Cette question n'a pas de réponse dans l'abstrait, et toute liste racoleuse qui en donne une ne fait que deviner. La version qui a une réponse est celle-ci : quel registre publie une politique que vous avez lue, dans un pays dont vous comprenez les tribunaux, et pouvez-vous vivre avec ce qu'elle dit le jour où quelqu'un se plaint ? Un nom sous un registre que vous avez lu vaut mieux qu'un nom sous un registre à meilleure réputation mais sans règles publiées.

Un tribunal américain peut-il ordonner qu'un .com soit désactivé ?

Oui, et c'est déjà arrivé. Le registre de ces noms est une société américaine, de sorte qu'une décision d'un tribunal américain l'atteint directement, et le nom cesse de se résoudre dans le monde entier. C'est un fait qui concerne l'adresse du registre, pas la vôtre, et aucune quantité d'hébergement offshore n'y change rien.

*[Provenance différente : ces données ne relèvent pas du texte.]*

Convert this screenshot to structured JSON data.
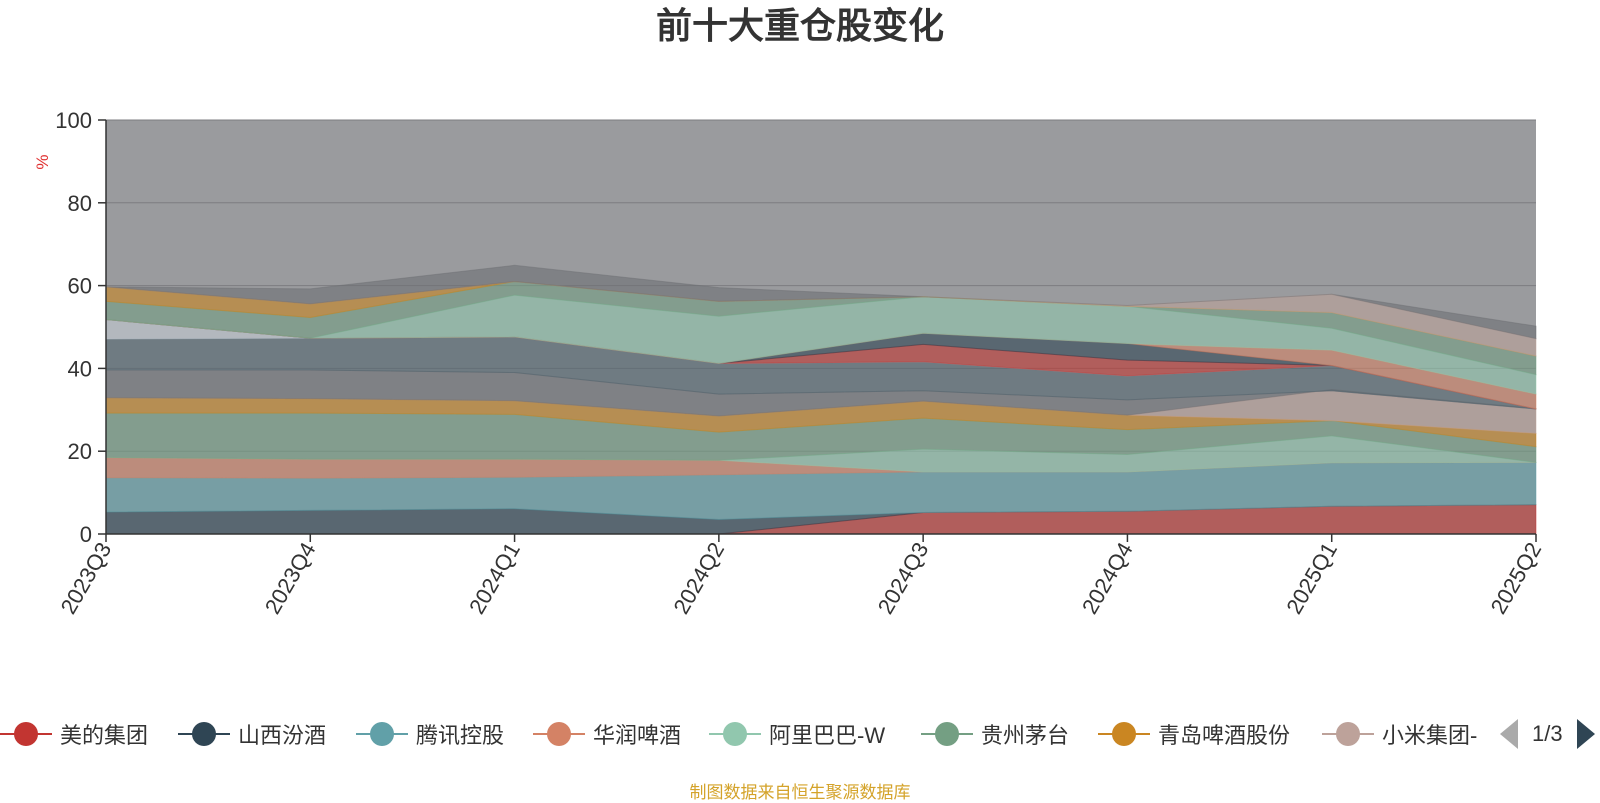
{
  "chart_data": {
    "type": "area",
    "title": "前十大重仓股变化",
    "ylabel": "%",
    "xlabel": "",
    "ylim": [
      0,
      100
    ],
    "yticks": [
      0,
      20,
      40,
      60,
      80,
      100
    ],
    "grid": true,
    "categories": [
      "2023Q3",
      "2023Q4",
      "2024Q1",
      "2024Q2",
      "2024Q3",
      "2024Q4",
      "2025Q1",
      "2025Q2"
    ],
    "series": [
      {
        "name": "美的集团",
        "color": "#c23531",
        "values": [
          0,
          0,
          0,
          0,
          5.2,
          5.5,
          6.7,
          7.1
        ]
      },
      {
        "name": "山西汾酒",
        "color": "#2f4554",
        "values": [
          5.3,
          5.7,
          6.1,
          3.5,
          0,
          0,
          0,
          0
        ]
      },
      {
        "name": "腾讯控股",
        "color": "#61a0a8",
        "values": [
          8.3,
          7.8,
          7.6,
          10.8,
          9.8,
          9.5,
          10.5,
          10.2
        ]
      },
      {
        "name": "华润啤酒",
        "color": "#d48265",
        "values": [
          4.9,
          4.6,
          4.4,
          3.5,
          0,
          0,
          0,
          0
        ]
      },
      {
        "name": "阿里巴巴-W",
        "color": "#91c7ae",
        "values": [
          0,
          0,
          0,
          0,
          5.5,
          4.2,
          6.5,
          0
        ]
      },
      {
        "name": "贵州茅台",
        "color": "#749f83",
        "values": [
          10.7,
          11.1,
          10.8,
          6.8,
          7.5,
          6.0,
          3.7,
          3.8
        ]
      },
      {
        "name": "青岛啤酒股份",
        "color": "#ca8622",
        "values": [
          3.7,
          3.5,
          3.3,
          3.9,
          4.1,
          3.5,
          0,
          3.2
        ]
      },
      {
        "name": "小米集团-W",
        "color": "#bda29a",
        "values": [
          0,
          0,
          0,
          0,
          0,
          0,
          7.5,
          6.0
        ]
      }
    ],
    "extra_series_colors": [
      "#6e7074",
      "#546570",
      "#c4ccd3",
      "#c23531",
      "#2f4554",
      "#d48265",
      "#91c7ae",
      "#749f83",
      "#ca8622",
      "#bda29a"
    ],
    "stack_tops": {
      "L9": [
        39.6,
        39.6,
        39.0,
        33.8,
        34.6,
        32.4,
        34.6,
        30.2
      ],
      "L10": [
        47.1,
        47.3,
        47.6,
        41.2,
        41.6,
        38.2,
        40.7,
        30.2
      ],
      "L11": [
        51.8,
        47.3,
        47.6,
        41.2,
        41.6,
        38.2,
        40.7,
        30.2
      ],
      "L12": [
        51.8,
        47.3,
        47.6,
        41.2,
        45.8,
        42.0,
        40.7,
        30.2
      ],
      "L13": [
        51.8,
        47.3,
        47.6,
        41.2,
        48.5,
        46.0,
        40.7,
        30.2
      ],
      "L14": [
        51.8,
        47.3,
        47.6,
        41.2,
        48.5,
        46.0,
        44.4,
        33.8
      ],
      "L15": [
        51.8,
        47.3,
        57.7,
        52.6,
        57.3,
        55.0,
        49.7,
        38.5
      ],
      "L16": [
        56.2,
        52.3,
        61.0,
        56.2,
        57.3,
        55.0,
        53.5,
        43.0
      ],
      "L17": [
        59.7,
        55.6,
        61.0,
        56.2,
        57.3,
        55.0,
        53.5,
        43.0
      ],
      "L18": [
        59.7,
        55.6,
        61.0,
        56.2,
        57.3,
        55.2,
        57.9,
        47.2
      ],
      "L19": [
        59.7,
        59.2,
        64.9,
        59.5,
        57.3,
        55.2,
        57.9,
        50.2
      ]
    },
    "legend_position": "bottom"
  },
  "legend": {
    "items": [
      {
        "label": "美的集团",
        "color": "#c23531"
      },
      {
        "label": "山西汾酒",
        "color": "#2f4554"
      },
      {
        "label": "腾讯控股",
        "color": "#61a0a8"
      },
      {
        "label": "华润啤酒",
        "color": "#d48265"
      },
      {
        "label": "阿里巴巴-W",
        "color": "#91c7ae"
      },
      {
        "label": "贵州茅台",
        "color": "#749f83"
      },
      {
        "label": "青岛啤酒股份",
        "color": "#ca8622"
      },
      {
        "label": "小米集团-",
        "color": "#bda29a"
      }
    ],
    "page": "1/3"
  },
  "source_note": "制图数据来自恒生聚源数据库"
}
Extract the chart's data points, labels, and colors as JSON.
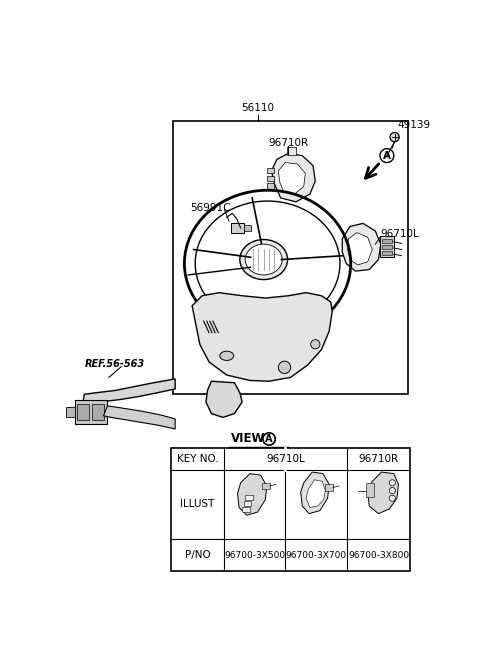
{
  "bg_color": "#ffffff",
  "label_56110": "56110",
  "label_96710R": "96710R",
  "label_96710L": "96710L",
  "label_56991C": "56991C",
  "label_49139": "49139",
  "label_ref": "REF.56-563",
  "view_label": "VIEW",
  "circle_a_label": "A",
  "table_key_no": "KEY NO.",
  "table_illust": "ILLUST",
  "table_pno_label": "P/NO",
  "table_col2": "96710L",
  "table_col3": "96710R",
  "table_pno": [
    "96700-3X500",
    "96700-3X700",
    "96700-3X800"
  ],
  "line_color": "#000000",
  "text_color": "#000000",
  "box_fill": "#f5f5f5",
  "part_fill": "#e8e8e8",
  "font_size": 7.5,
  "font_size_sm": 6.5
}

Qu'est-ce que le verrou de registre, et en ai-je besoin ?

Cela exige qu'un être humain vérifie hors bande tout changement avant que le registre ne l'accepte, ce qui est la seule mesure qui fonctionne encore après que quelqu'un s'est introduit dans votre compte de bureau d'enregistrement. En avoir besoin ou non est une simple question d'arithmétique : ce que vous coûterait une semaine avec le nom pointant vers quelqu'un d'autre, comparé à des frais qui se montent généralement à quelques dizaines d'unités monétaires par an.

Mon hébergeur peut-il prendre mon domaine ?

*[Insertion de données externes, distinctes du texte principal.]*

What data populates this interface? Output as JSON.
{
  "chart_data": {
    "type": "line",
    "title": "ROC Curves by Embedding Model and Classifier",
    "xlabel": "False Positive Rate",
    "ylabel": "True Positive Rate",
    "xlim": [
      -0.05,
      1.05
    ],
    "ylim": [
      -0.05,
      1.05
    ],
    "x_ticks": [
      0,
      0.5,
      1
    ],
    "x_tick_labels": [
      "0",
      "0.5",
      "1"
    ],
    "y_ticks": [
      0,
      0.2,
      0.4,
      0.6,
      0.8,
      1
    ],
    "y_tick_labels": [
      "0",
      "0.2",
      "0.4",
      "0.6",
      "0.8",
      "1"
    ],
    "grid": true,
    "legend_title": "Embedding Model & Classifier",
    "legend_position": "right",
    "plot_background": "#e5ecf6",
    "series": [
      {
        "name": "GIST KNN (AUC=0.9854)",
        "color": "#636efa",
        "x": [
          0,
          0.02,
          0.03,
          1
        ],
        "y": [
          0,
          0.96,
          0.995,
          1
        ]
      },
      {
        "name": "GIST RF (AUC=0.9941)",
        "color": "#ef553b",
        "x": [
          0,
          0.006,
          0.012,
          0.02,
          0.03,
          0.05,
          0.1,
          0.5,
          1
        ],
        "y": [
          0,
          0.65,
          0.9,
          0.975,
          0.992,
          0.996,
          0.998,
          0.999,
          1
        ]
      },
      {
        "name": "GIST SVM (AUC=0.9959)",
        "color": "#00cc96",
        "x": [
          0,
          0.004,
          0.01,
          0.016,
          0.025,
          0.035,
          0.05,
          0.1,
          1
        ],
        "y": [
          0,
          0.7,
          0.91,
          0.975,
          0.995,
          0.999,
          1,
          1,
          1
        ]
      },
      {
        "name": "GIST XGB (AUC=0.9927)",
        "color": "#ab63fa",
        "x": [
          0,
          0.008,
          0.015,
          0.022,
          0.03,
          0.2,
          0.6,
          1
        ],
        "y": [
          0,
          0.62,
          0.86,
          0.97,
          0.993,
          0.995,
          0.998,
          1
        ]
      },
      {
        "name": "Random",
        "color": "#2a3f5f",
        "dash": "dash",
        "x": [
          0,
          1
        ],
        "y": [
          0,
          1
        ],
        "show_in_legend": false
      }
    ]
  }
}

Seulement si elle est aussi votre bureau d'enregistrement ou votre fournisseur DNS, ce qui est exactement pourquoi ces rôles doivent se trouver dans des sociétés différentes. Ce parc n'est ni l'un ni l'autre : nous vendons des machines et du réseau, nous ne vendons pas de noms, et il n'existe ici aucun compte dont la suspension empêcherait le vôtre de se résoudre.

Que se passe-t-il si je mets de fausses coordonnées dans un enregistrement de domaine ?

Cela devient le moyen le moins coûteux, pour n'importe qui, d'attaquer le nom. Des données d'enregistrement inexactes constituent un motif de suspension pour un bureau d'enregistrement, agissant sur simple plainte plutôt que sur décision de justice, si bien qu'un registre falsifié met entre les mains d'un inconnu un interrupteur qu'il lui suffit d'un e-mail pour actionner. Des coordonnées réelles, détenues par une société que vous avez choisie délibérément, constituent la position la plus solide.

Si mon site est retiré, est-ce que je perds aussi le domaine ?

Pas automatiquement — ce sont des parties différentes, agissant sur des déclencheurs différents, et une plainte qui convainc un hébergeur ne prouve rien à un registre. L'exception est l'arrangement à éviter : quand une seule société est les deux à la fois, une seule décision met fin aux deux, et généralement le même après-midi.